Alto Neuroscience's trial misses main goal in depression

On Wednesday morning, Alto Neuroscience experienced a significant stock drop of 60%, following the announcement that its mid-stage clinical trial for an oral small molecule did not yield positive results for improving symptoms of major depressive disorder (MDD).

The Phase 2b trial aimed to evaluate ALTO-100 using a unique precision biomarker approach in psychiatry. However, the drug did not demonstrate significant improvement over a placebo in reducing depressive symptoms, as measured by the Montgomery-Åsberg Depression Rating Scale (MADRS), in 301 patients after six weeks of treatment.

Additionally, the trial did not meet its “key” secondary endpoints. This included demonstrating efficacy compared to a placebo using the Clinician Global Impression Scale-severity, a tool that measures the severity of illness, and remission rates based on MADRS. Despite these setbacks, Alto reported that the safety and tolerability profile of ALTO-100 was favorable and consistent with previous data.

The disappointment was stark, considering that in a Phase 2a study conducted the previous year, ALTO-100 met its primary endpoint. The treatment showed significant improvement in both monotherapy and adjunctive treatment groups. Alto’s CEO, Amit Etkin, expressed that the company would promptly analyze the complete data set from the study to understand the outcomes better and integrate the insights across their platform. He emphasized that their robust cash reserves would support the company through several upcoming clinical milestones.

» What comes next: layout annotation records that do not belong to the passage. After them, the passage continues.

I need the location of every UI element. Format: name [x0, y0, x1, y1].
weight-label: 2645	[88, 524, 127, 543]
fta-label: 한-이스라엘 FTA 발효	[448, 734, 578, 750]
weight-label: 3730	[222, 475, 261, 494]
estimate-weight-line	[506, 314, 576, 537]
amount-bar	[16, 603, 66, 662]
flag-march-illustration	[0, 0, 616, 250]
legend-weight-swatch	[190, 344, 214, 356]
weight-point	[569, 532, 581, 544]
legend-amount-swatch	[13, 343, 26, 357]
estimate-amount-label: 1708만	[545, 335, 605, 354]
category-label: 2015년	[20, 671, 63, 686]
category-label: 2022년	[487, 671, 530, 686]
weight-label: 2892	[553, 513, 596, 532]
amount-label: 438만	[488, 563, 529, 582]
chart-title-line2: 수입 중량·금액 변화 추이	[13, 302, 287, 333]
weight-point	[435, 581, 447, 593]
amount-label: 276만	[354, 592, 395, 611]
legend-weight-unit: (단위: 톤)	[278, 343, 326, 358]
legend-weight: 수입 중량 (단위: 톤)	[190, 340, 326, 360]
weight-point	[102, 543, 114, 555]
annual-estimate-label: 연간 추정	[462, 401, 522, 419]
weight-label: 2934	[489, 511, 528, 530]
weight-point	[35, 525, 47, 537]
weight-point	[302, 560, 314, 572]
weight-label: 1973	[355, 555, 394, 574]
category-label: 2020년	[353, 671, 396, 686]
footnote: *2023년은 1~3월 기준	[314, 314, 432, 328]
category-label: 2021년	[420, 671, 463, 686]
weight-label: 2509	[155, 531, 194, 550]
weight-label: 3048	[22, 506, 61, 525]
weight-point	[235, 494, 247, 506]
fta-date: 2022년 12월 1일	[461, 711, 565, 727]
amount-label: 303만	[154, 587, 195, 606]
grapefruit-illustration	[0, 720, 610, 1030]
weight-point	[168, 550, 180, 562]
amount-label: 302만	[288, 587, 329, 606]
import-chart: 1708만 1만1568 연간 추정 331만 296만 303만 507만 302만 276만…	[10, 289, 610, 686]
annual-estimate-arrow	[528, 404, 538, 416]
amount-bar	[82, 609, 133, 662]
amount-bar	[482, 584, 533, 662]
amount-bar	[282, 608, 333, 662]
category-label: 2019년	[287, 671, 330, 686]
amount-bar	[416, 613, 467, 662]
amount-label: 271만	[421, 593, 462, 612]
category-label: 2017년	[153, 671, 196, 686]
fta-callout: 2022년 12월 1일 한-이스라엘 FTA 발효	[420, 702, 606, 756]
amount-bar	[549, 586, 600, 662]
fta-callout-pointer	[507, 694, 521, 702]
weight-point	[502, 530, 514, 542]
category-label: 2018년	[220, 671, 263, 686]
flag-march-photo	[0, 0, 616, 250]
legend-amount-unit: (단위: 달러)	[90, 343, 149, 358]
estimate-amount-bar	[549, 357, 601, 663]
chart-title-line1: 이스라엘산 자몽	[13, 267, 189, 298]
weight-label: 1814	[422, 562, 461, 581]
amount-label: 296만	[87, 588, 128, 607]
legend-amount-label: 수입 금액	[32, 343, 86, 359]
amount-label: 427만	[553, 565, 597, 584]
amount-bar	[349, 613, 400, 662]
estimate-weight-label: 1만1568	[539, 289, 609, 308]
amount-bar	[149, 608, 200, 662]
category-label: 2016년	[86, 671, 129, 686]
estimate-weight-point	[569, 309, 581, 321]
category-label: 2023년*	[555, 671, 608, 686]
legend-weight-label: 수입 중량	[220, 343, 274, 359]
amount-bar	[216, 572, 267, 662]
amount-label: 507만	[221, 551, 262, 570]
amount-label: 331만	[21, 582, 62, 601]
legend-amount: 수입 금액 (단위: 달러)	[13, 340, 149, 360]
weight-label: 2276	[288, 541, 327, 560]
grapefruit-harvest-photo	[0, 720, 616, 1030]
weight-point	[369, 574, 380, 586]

Earlier this year, Alto Neuroscience went public, generating $129 million in February, which exceeded their initial target of $89 million. As of the last financial update in August, the startup, which is backed by Eli Lilly, indicated that its current funds should sustain the company until 2027.

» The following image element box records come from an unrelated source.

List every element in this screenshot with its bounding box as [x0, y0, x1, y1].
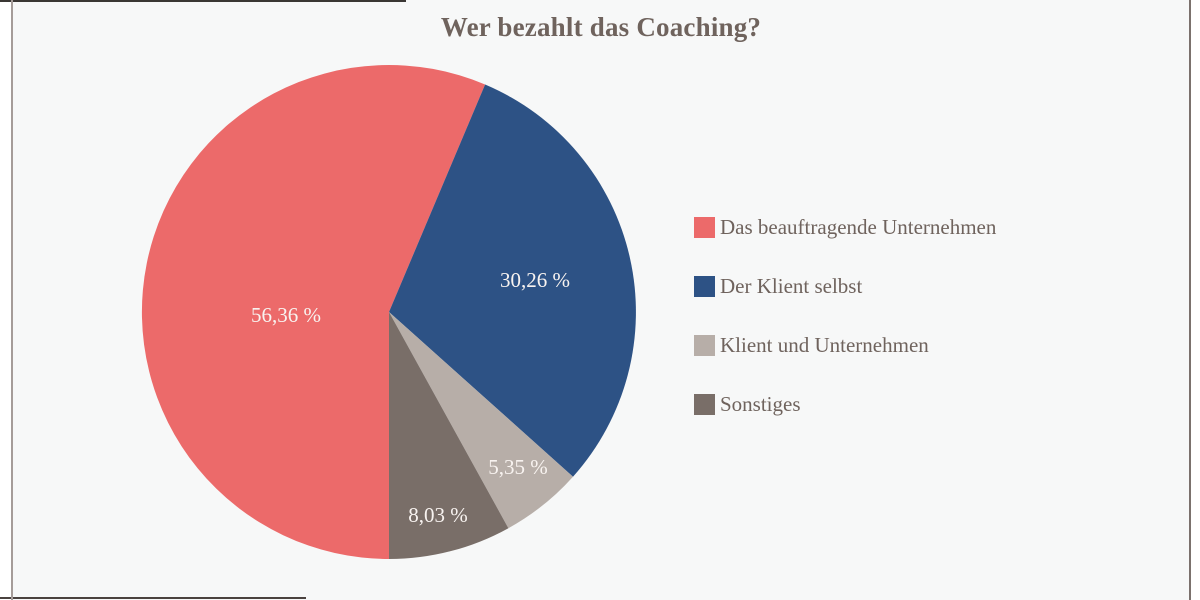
legend-item: Der Klient selbst	[694, 274, 996, 298]
legend-item: Das beauftragende Unternehmen	[694, 215, 996, 239]
pie-slice-value-label: 56,36 %	[251, 303, 321, 327]
legend-swatch-icon	[694, 275, 715, 297]
pie-slice-1	[389, 84, 636, 477]
frame-line-right	[1189, 0, 1191, 600]
pie-slice-value-label: 30,26 %	[500, 268, 570, 292]
legend-swatch-icon	[694, 393, 715, 415]
legend-item: Sonstiges	[694, 392, 996, 416]
pie-slice-value-label: 5,35 %	[488, 455, 548, 479]
legend-label: Das beauftragende Unternehmen	[720, 214, 997, 239]
frame-line-bottom	[0, 597, 306, 599]
legend: Das beauftragende Unternehmen Der Klient…	[694, 215, 996, 416]
legend-label: Der Klient selbst	[720, 273, 863, 298]
pie-slice-2	[389, 312, 573, 529]
legend-item: Klient und Unternehmen	[694, 333, 996, 357]
frame-line-left	[11, 0, 13, 600]
legend-swatch-icon	[694, 216, 715, 238]
chart-title: Wer bezahlt das Coaching?	[440, 12, 762, 42]
legend-swatch-icon	[694, 334, 715, 356]
legend-label: Sonstiges	[720, 391, 801, 416]
pie-slice-0	[141, 64, 486, 559]
pie-slice-value-label: 8,03 %	[408, 503, 468, 527]
frame-line-top	[0, 0, 406, 2]
legend-label: Klient und Unternehmen	[720, 332, 929, 357]
pie-slice-3	[389, 312, 509, 559]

Despite the recent trial's outcome, ALTO-100 continues to be evaluated as an adjunctive treatment in an ongoing Phase 2b study for bipolar depression. Moreover, Alto has multiple data readouts expected next year for other assets, such as ALTO-203, an H3 receptor inverse agonist, and ALTO-300, both targeting major depressive disorder.

Analysts from TD Cowen expressed disappointment over the recent data but remained hopeful about the drug’s potential. Ritu Baral from TD Cowen suggested that the positive signal might have been more evident in the adjunctive MDD population. However, without further details on the Phase 2b data, she hesitated to make broader assumptions about Alto’s pipeline of agents paired with specific biomarkers.

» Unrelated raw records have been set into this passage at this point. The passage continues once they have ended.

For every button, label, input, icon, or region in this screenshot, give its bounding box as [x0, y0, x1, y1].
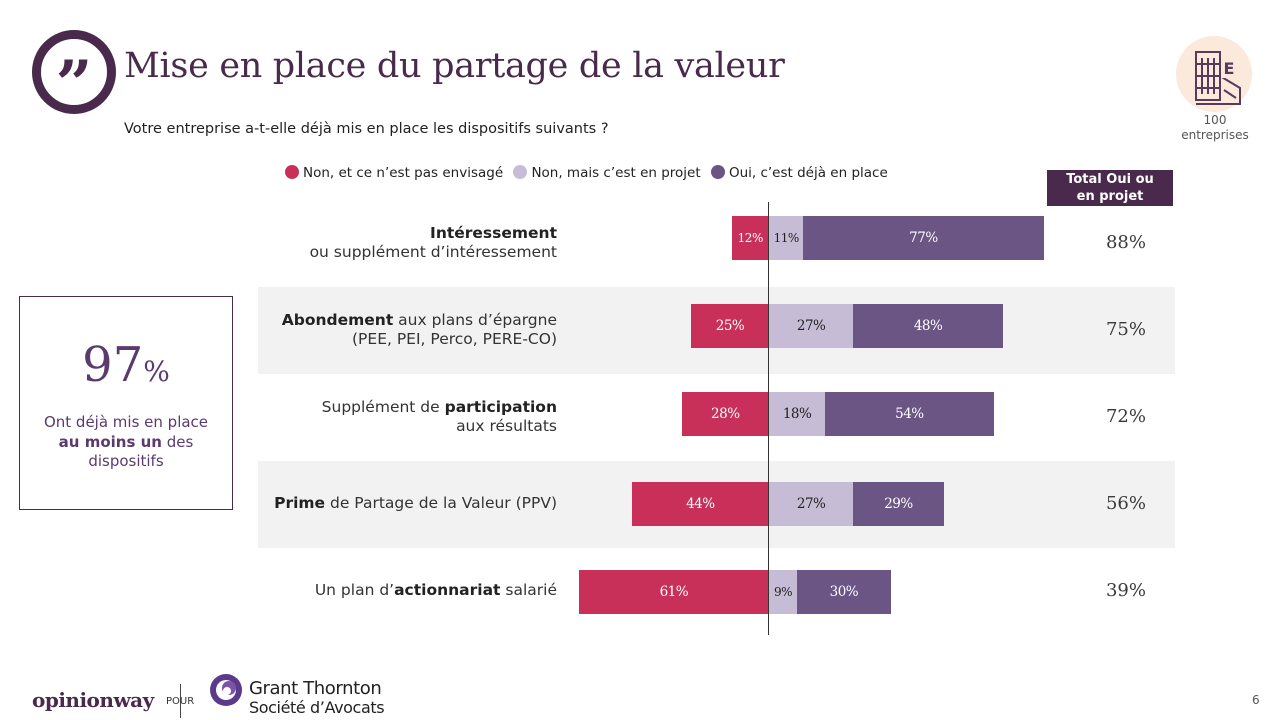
- bar-en-place: 48%: [853, 304, 1003, 348]
- bar-value-label: 48%: [913, 318, 943, 334]
- page-title: Mise en place du partage de la valeur: [124, 46, 785, 86]
- bar-value-label: 27%: [796, 318, 826, 334]
- bar-value-label: 61%: [659, 584, 689, 600]
- total-header-line2: en projet: [1076, 189, 1144, 204]
- bar-en-projet: 27%: [769, 482, 854, 526]
- highlight-box: 97% Ont déjà mis en place au moins un de…: [19, 296, 233, 510]
- label-bold: participation: [444, 398, 557, 416]
- legend: Non, et ce n’est pas envisagé Non, mais …: [285, 165, 894, 181]
- legend-label: Non, et ce n’est pas envisagé: [303, 165, 504, 181]
- legend-label: Non, mais c’est en projet: [531, 165, 701, 181]
- bar-non-envisage: 61%: [578, 570, 769, 614]
- label-line2: ou supplément d’intéressement: [309, 243, 557, 261]
- bar-non-envisage: 12%: [731, 216, 769, 260]
- caption-text-2: des dispositifs: [88, 432, 194, 471]
- building-icon: E: [1176, 36, 1252, 112]
- bar-en-place: 29%: [853, 482, 944, 526]
- label-bold: actionnariat: [394, 581, 501, 599]
- category-label-actionnariat: Un plan d’actionnariat salarié: [315, 581, 557, 600]
- category-label-ppv: Prime de Partage de la Valeur (PPV): [274, 494, 557, 513]
- svg-text:E: E: [1224, 59, 1235, 78]
- bar-value-label: 12%: [737, 231, 764, 245]
- legend-item-en-place: Oui, c’est déjà en place: [710, 165, 888, 181]
- bar-value-label: 29%: [884, 496, 913, 512]
- grant-thornton-logo-icon: [208, 672, 244, 712]
- total-column-header: Total Oui ou en projet: [1047, 170, 1173, 206]
- label-line2: aux résultats: [456, 417, 557, 435]
- quote-badge: ”: [32, 30, 116, 122]
- bar-value-label: 44%: [686, 496, 715, 512]
- label-line2: (PEE, PEI, Perco, PERE-CO): [352, 330, 557, 348]
- bar-value-label: 54%: [895, 406, 924, 422]
- legend-item-non-envisage: Non, et ce n’est pas envisagé: [285, 165, 503, 181]
- total-value: 88%: [1105, 232, 1146, 253]
- sample-count: 100: [1203, 113, 1227, 127]
- legend-label: Oui, c’est déjà en place: [728, 165, 888, 181]
- legend-swatch: [285, 165, 299, 179]
- total-value: 72%: [1105, 406, 1146, 427]
- label-rest: salarié: [500, 581, 557, 599]
- bar-value-label: 9%: [774, 585, 793, 599]
- bar-value-label: 25%: [715, 318, 745, 334]
- label-bold: Prime: [274, 494, 326, 512]
- highlight-caption: Ont déjà mis en place au moins un des di…: [30, 413, 222, 472]
- highlight-unit: %: [143, 355, 170, 388]
- bar-value-label: 30%: [829, 584, 859, 600]
- bar-value-label: 18%: [782, 406, 812, 422]
- caption-bold: au moins un: [58, 432, 162, 451]
- bar-value-label: 11%: [773, 231, 800, 245]
- bar-en-projet: 11%: [769, 216, 804, 260]
- bar-en-place: 30%: [797, 570, 891, 614]
- bar-en-place: 77%: [803, 216, 1044, 260]
- survey-question: Votre entreprise a-t-elle déjà mis en pl…: [124, 121, 609, 137]
- legend-swatch: [710, 165, 725, 179]
- total-value: 75%: [1105, 319, 1146, 340]
- label-rest: de Partage de la Valeur (PPV): [325, 494, 557, 512]
- total-header-line1: Total Oui ou: [1066, 172, 1154, 187]
- bar-en-projet: 18%: [769, 392, 826, 436]
- page-number: 6: [1252, 693, 1260, 707]
- label-pre: Supplément de: [321, 398, 445, 416]
- partner-name: Grant Thornton: [249, 678, 382, 699]
- highlight-value: 97%: [20, 337, 232, 393]
- partner-subtitle: Société d’Avocats: [249, 698, 385, 717]
- bar-value-label: 27%: [796, 496, 826, 512]
- legend-swatch: [513, 165, 528, 179]
- highlight-number: 97: [82, 337, 144, 393]
- bar-value-label: 28%: [711, 406, 740, 422]
- label-bold: Intéressement: [430, 224, 557, 242]
- total-value: 39%: [1105, 580, 1146, 601]
- divider: [180, 684, 181, 718]
- label-pre: Un plan d’: [314, 581, 395, 599]
- bar-en-projet: 9%: [769, 570, 798, 614]
- label-bold: Abondement: [281, 311, 394, 329]
- bar-en-projet: 27%: [769, 304, 854, 348]
- total-value: 56%: [1105, 493, 1146, 514]
- bar-non-envisage: 25%: [691, 304, 769, 348]
- category-label-abondement: Abondement aux plans d’épargne (PEE, PEI…: [282, 311, 557, 349]
- bar-non-envisage: 44%: [631, 482, 769, 526]
- category-label-interessement: Intéressement ou supplément d’intéressem…: [310, 224, 557, 262]
- bar-value-label: 77%: [909, 230, 938, 246]
- bar-non-envisage: 28%: [681, 392, 769, 436]
- label-rest: aux plans d’épargne: [393, 311, 557, 329]
- caption-text: Ont déjà mis en place: [43, 413, 209, 431]
- legend-item-en-projet: Non, mais c’est en projet: [513, 165, 701, 181]
- sample-label: entreprises: [1181, 128, 1249, 142]
- category-label-participation: Supplément de participation aux résultat…: [322, 398, 557, 436]
- zero-axis-line: [768, 202, 769, 635]
- sample-size: 100 entreprises: [1172, 113, 1258, 143]
- bar-en-place: 54%: [825, 392, 994, 436]
- opinionway-logo: opinionway: [32, 688, 154, 712]
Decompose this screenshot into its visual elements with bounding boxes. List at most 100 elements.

In contrast, analysts from Jefferies were more skeptical. They communicated to investors that the trial’s failure likely stemmed from a lack of drug efficacy rather than any errors in management execution. They raised concerns about the broader implications of Alto’s biomarker approach to central nervous system and psychiatric conditions.

While the recent trial results were disappointing, Alto Neuroscience remains committed to its research and development efforts. The company continues to pursue its mission of developing innovative treatments for mental health disorders, leveraging its biomarker-based precision psychiatry strategy. The industry will be closely watching the upcoming data readouts and further developments in Alto’s journey towards providing new solutions for patients with psychiatric conditions.